John Zorn was brought up in a traditional Jewish family in Queens, New York.  He went to college at Webster University in the St. Louis, Missouri metropolitan area and studied with one of the alto saxophonists from the World Saxophone Quartet named Julius Hemphill.  Zorn began to make noise music with people like Eugene Chadbourne in the late 1970s and was found at Richard Forman’s Wooster Street loft (my theatre teacher told me his performances included making music for weird acts such as rolling cabbage down the floor, etc.) His early album The Classic Guide to Strategy featured his unique extended technique for the saxophone.  A classic album is Spy vs. Spy, which features Ornette Coleman’s music played in a punk-rock setting.  When he formed the band ‘Naked City’, Zorn became popular all over the world for his heterodox conception of music. The album Ganryu Island shows Zorn’s interest in East-Asian culture.  During the late 1980s and early 1990s he started living in Tokyo for part of the year (sometimes for up to a half of each year).  During the 1990s he became best known for his all-star band ‘Masada’ that featured Dave Douglas on trumpet, Greg Cohen on bass, and Joey Baron on drums.  Zorn’s ‘Tzadik’ label produces more creative music than almost any other record company today, plus it has re-issued some of his earlier material.  Tzadik is a good starting place for anyone interested in modern avant-garde music.  If you are a New York City area resident, make sure to stop by his new performance space in the East Village of Manhattan called “The Stone”.
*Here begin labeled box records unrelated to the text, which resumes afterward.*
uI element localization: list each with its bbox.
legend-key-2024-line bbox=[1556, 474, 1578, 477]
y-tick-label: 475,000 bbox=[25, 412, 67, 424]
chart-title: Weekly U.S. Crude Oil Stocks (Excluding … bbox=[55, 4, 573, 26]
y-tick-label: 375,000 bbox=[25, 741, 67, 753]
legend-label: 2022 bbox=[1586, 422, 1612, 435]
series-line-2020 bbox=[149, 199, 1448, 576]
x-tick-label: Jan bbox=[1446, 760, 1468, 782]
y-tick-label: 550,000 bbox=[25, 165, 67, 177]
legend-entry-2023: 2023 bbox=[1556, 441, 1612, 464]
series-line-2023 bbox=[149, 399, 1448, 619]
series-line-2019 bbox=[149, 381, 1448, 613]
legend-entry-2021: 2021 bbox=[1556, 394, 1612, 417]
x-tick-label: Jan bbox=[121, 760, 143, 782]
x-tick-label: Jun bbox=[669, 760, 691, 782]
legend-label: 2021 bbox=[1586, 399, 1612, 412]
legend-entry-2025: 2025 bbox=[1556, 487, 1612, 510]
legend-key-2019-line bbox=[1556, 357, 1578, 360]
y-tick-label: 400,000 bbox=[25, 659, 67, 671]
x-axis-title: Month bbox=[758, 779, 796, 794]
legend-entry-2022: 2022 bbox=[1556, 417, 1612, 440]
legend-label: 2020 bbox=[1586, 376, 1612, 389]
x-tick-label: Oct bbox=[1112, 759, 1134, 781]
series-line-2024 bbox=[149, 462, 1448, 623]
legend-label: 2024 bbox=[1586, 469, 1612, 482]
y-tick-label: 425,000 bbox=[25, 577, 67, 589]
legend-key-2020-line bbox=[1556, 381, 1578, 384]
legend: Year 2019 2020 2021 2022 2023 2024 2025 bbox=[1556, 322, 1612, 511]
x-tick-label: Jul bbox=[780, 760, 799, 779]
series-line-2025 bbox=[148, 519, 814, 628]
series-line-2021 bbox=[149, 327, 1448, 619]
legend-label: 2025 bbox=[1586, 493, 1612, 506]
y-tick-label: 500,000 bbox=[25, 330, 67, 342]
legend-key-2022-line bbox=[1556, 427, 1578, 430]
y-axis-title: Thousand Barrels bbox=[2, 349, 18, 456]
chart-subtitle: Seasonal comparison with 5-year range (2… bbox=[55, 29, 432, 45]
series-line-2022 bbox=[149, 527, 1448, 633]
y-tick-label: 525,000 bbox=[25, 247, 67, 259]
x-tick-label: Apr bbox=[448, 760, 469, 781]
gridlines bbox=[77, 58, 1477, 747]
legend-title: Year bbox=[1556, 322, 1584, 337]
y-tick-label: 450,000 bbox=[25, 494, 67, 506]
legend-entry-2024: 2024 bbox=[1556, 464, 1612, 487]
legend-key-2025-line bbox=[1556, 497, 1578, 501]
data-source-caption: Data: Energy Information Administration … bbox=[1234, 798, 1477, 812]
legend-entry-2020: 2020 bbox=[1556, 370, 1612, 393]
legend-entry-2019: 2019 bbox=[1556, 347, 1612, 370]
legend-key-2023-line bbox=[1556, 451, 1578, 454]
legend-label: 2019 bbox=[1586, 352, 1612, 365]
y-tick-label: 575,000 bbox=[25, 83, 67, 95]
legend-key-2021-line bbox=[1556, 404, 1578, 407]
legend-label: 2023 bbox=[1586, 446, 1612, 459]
The issue is this: should jazz move forward with new music never heard before (a style that is original and all its own), or should today’s music embrace the past (mimicking all the other eras that have preceded ours?)  Jazz critics and listeners need to make a decision on what music to support.  The music will shift in the direction supported by the consumers.  With the momentum created in this paradigm shift, other composers, improvisers and lyricists will follow the new tradition (either conservative or liberal).   Instrumentalists need the jazz world to make a decision for them: should they mimic Duke Ellington and Louis Armstrong or should they follow in the directions of John Coltrane and Ornette Coleman?  It can be argued that nothing is new under the sun and that all musicians are primarily influenced by a certain style from the past.  What the jazz scene is confused about is the certain style that should be emulated.  The leading interpreters of the jazz tradition are Marsalis and Zorn.  The next generation of musicians will need to make a huge decision and join one of these two divergent camps on the jazz scene.  Who would you rather follow? I lean towards Zorn since I partially agree with what one of my high profile music teachers told me: “Marsalis has set jazz back 100 years”.